UPDATE (19-01-2016): Have a look at Azure Data Lake series for more posts on Azure Data Lake.
Extract, Transform & Load (ETL) are so 2000’s. But then again, they are more popular than ever!
On one hand, ETL are from an era where you didn’t care too much about real-time insights or couldn’t afford it because of technical limitation. Today, we prefer integrating data in near real-time, with technologies such as APIs, web hooks, messaging & many others.
On the other hand, with the advent of bid data and other modern challenges (e.g. global markets), we often can’t integrate all the data in real time. Also, let’s face it, it often isn’t worth the problems and ETL do not have to be run only once a day either, enabling shades of grey.
Since ETL are here to stay, it’s a good idea to be familiar with their proven patterns. One pattern I want to introduce here today is the checkpoint pattern.
Mathematically, you could model an ETL as y = f(x), where x is your input, the result of your extract, f is the transform and y is the result of the transform on the input (the load part of ETL).
In practice though, the transformation happens in multiple steps and many things could go wrong. Since we are only human, it makes sense to give us a chance to:
- Trace the transformation steps
- Allow us the possibility to re-run parts of a transformation
- Allow us to roll back parts of a transformation
Checkpoints help us achieve that. Checkpoints are basically points in your transformation where you persist the current state of the data within the transformation.
Here I’m gona give an example. Take it with a pinch of salt.
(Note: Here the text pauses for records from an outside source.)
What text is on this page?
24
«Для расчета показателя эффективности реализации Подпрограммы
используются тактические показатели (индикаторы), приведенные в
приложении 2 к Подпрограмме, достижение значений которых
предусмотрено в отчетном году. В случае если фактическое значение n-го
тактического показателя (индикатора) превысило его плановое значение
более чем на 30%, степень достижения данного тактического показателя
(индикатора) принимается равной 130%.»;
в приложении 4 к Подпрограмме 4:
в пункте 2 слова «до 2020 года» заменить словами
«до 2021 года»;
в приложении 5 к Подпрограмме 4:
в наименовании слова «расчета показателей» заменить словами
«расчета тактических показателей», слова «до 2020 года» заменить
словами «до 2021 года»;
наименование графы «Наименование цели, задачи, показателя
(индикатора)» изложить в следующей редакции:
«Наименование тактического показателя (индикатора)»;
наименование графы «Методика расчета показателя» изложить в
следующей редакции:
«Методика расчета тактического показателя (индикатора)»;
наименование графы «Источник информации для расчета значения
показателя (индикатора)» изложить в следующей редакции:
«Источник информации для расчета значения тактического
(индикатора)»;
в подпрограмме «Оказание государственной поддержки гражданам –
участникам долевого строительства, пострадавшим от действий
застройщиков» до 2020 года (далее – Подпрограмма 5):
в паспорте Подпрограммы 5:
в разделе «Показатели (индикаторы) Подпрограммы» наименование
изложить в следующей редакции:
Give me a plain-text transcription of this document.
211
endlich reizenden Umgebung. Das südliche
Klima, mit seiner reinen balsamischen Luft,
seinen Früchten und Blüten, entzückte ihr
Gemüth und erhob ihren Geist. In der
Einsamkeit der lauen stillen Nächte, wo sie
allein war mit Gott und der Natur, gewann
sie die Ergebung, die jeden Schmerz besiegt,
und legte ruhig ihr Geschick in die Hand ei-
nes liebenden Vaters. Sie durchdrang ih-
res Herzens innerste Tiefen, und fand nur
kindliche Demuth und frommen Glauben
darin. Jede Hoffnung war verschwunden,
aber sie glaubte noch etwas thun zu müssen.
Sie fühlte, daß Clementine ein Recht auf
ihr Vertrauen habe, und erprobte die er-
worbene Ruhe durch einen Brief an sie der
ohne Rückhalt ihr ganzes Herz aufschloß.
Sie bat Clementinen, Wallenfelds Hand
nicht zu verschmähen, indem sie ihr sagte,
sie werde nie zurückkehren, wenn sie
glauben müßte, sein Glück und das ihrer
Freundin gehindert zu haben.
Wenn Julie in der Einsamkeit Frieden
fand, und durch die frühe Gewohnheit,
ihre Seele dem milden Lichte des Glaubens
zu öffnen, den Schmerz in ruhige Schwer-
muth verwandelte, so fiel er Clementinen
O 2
Like every examples, it oversimplies part of the problem and overengineer other parts.
In my example, we’re going to take tweets (how can we do an data example without those?) from certain users and perform some analysis on it before feeding the result to a Machine Learning engine.
The input comes in CSV files:
accountname, tweet @john, “Leaving for work now” @julie, “12km in one hour this morning!” @zul, “The trees, the leaves & the wind, no more”
The first thing we’re gona do is to load it as is in a database table:
|123||1||@john||Leaving for work now|
|123||2||@julie||12km in one hour this morning!|
|123||3||@zul||The trees, the leaves & the wind, no more|
With a load table with the following enty:
That’s our first checkpoint. We didn’t transform anything yet beside the format. So we do a few things here:
- We put the CSV in a table
- It’s a tiny transformation by itself and some parsing errors could occur and be traced
- It gives an access to the raw data in a table format
- We have traceability of what took place with the load table
- We aggregate all the entries of a same file with a load-ID
- We track when the load happened & how much time it took
Next we’re going to structure the data. First is the account able:
Then the tweet table:
Then the tweetContent table:
So, again, at this second checkpoint, we persist everything and we trace it back to the original load. We could therefore re-run the second transformation, for instance, if we choose to remove the punctuation from the word itemization.
We could have a third checkpoint where we count the words but I suppose you get the point by now.
So what are the characteristics of the checkpoint pattern?
- For each step of a transformation you persist your state
- Each step traces back to the previous step
- You can therefore rollback or re-run a step
- You can therefore inspect what happend and potentially understand why the final results contain unexpected values
This ties in nicely with the concept of Data Lake. A Data Lake contains the raw data (in my example the CSV files) but also the refined data.
In ETL you would often call those checkpoints staging tables and would likely dispose of them early. In a data lake you might keep them around longer.
Also, here we saw one transformation path, but there could be an arborescence. You could have one transformation distilling the content of tweets and another transformation loading geographic data and cross-referencing it with the tweets.
This is why you want to load all your data first and dropping data only at later stages. This way you could always start a new transformation using the original data. That’s the value of a data lake: you always keep the maximum information even if it is hard to use in its original format.
This was one pattern for ETL. There are many others but I have observed that experts in ETL (by no mean am I one) are always using it for operational reasons.
The example I gave was fairly trivial and you might not want to checkpoint on so many micro-steps, but I tried to illustrate the pattern and the value it brings. It for you to find where the sweet spot for your solution is.
In Azure you would use Azure Data Factory to drive the transformations and you might want to store both your files and structured data in Azure Data Lake Storage (ADLS). By keeping your data around you could always change your transformation algorithm and recreate the target data at scale.